Ana içeriğe atla

KUR'AN DA GEÇEN, ŞARAPTAN IRMAKLAR AKAN SÖZLERİNİ, NASIL ANLAMALIYIZ. MUHAMMED SURESİ 15.




Kur’an’da Muhammed suresi 15. ayetinde, ŞARAPTAN IRMAKLAR AKAN, diye çevrilen bir ayet vardır. Bu ayeti, Kur’an bütünlüğünde anlamaya çalışmadığımızda, Allah bu dünyada bizlere şarap, alkollü içkiden uzak durun dediği halde, cennette şarap mı ikram edecek, diyerek adeta ellerimizle Kur’an içinde kuşku yaratıyoruz. Art niyetlilere de, koz veriyoruz. Allah şarabı, ya da diğer meyveleri mayalayarak yapılmış benzeri alkollü içkilerden, bizlerin uzak durmasını istemesinin nedeni, bizleri kendimizden geçirip, kendimize hâkim olamamamız ve böylece şeytanın esiri olabileceğimiz tehlikesiyle, uzak durmamızı özellikle tavsiye etmiştir. Bu dünyada Allah, bizlerin uzak durmasını istediği bir şeyi, cennetinde bizlere ikram etmesini elbette düşünemeyiz. Kur’an’da tavsiye edilmeyen, hatta şeytan işi bir pisliktir denen Alkollü içecekler Kur’an’da HAMR kelimesiyle anlatılır. Lütfen bunu unutmayalım. Şimdide bahse konu ayeti önce yazalım, daha sonra üstünde birlikte düşünelim.

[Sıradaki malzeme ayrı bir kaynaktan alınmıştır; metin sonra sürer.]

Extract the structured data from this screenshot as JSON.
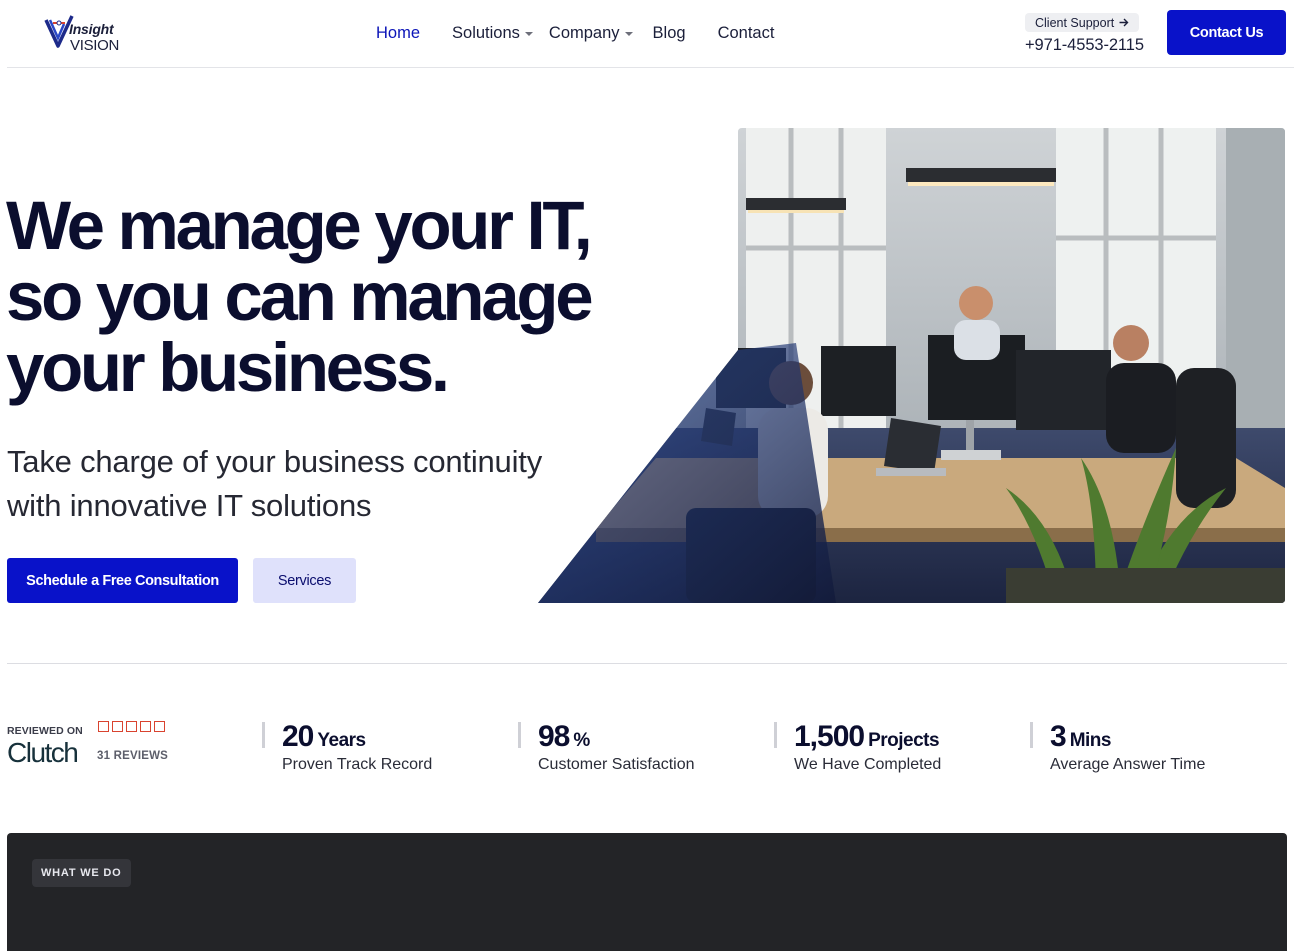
{
  "brand": {
    "logo_top": "Insight",
    "logo_bottom": "VISION",
    "accent": "#0912c9"
  },
  "nav": {
    "items": [
      {
        "label": "Home",
        "active": true,
        "dropdown": false
      },
      {
        "label": "Solutions",
        "active": false,
        "dropdown": true
      },
      {
        "label": "Company",
        "active": false,
        "dropdown": true
      },
      {
        "label": "Blog",
        "active": false,
        "dropdown": false
      },
      {
        "label": "Contact",
        "active": false,
        "dropdown": false
      }
    ]
  },
  "header": {
    "support_label": "Client Support",
    "support_icon": "arrow-right-icon",
    "phone": "+971-4553-2115",
    "contact_button": "Contact Us"
  },
  "hero": {
    "title_lines": [
      "We manage your IT,",
      "so you can manage",
      "your business."
    ],
    "subtitle_lines": [
      "Take charge of your business continuity",
      "with innovative IT solutions"
    ],
    "primary_cta": "Schedule a Free Consultation",
    "secondary_cta": "Services"
  },
  "clutch": {
    "reviewed_on": "REVIEWED ON",
    "brand": "Clutch",
    "star_count": 5,
    "reviews": "31 REVIEWS"
  },
  "stats": [
    {
      "value": "20",
      "unit": "Years",
      "label": "Proven Track Record"
    },
    {
      "value": "98",
      "unit": "%",
      "label": "Customer Satisfaction"
    },
    {
      "value": "1,500",
      "unit": "Projects",
      "label": "We Have Completed"
    },
    {
      "value": "3",
      "unit": "Mins",
      "label": "Average Answer Time"
    }
  ],
  "section": {
    "badge": "WHAT WE DO"
  }
}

Muhammed 15: Müttakîlere VÂDOLUNAN CENNETİN DURUMU ŞÖYLEDİR: İçinde bozulmayan sudan ırmaklar, tadı değişmeyen sütten ırmaklar, İÇENLERE LEZZET VEREN ŞARAPTAN IRMAKLAR ve süzme baldan ırmaklar vardır. Orada meyvelerin her çeşidi onlarındır. Rablerinden de bağışlama vardır. Hiç bu, ateşte ebedî kalan ve bağırsaklarını parça parça edecek kaynar su içirilen kimselerin durumu gibi olur mu? (Diyanet vakfı meali)

Allah cennetini tarif ederken, bizlerin anlayacağı şekliyle örnekler veriyor. Akan ırmaklardan, pınarlardan öyle şeyler akıyor ki diyor, bu dünyada hayal ettiğiniz tüm güzel, lezzetli şeyleri akan ırmaklarda bulabilirsiniz. Peki, “İÇENLERE LEZZET VEREN ŞARAPTAN IRMAKLAR” sözünden ne anlamalıyız. Herhalde bu dünyada bizlerin içtiği, adına şarap dediğimiz, sarhoş eden Kur’an’da HAMR kelimesiyle geçen, alkollü içkiden bahsedilmiyor. Bu tür içkilerden Allah, bizlere bu dünyada uzak durun diyorsa, cennetinde ikram edeceğini anlamamız, büyük yanlış olur.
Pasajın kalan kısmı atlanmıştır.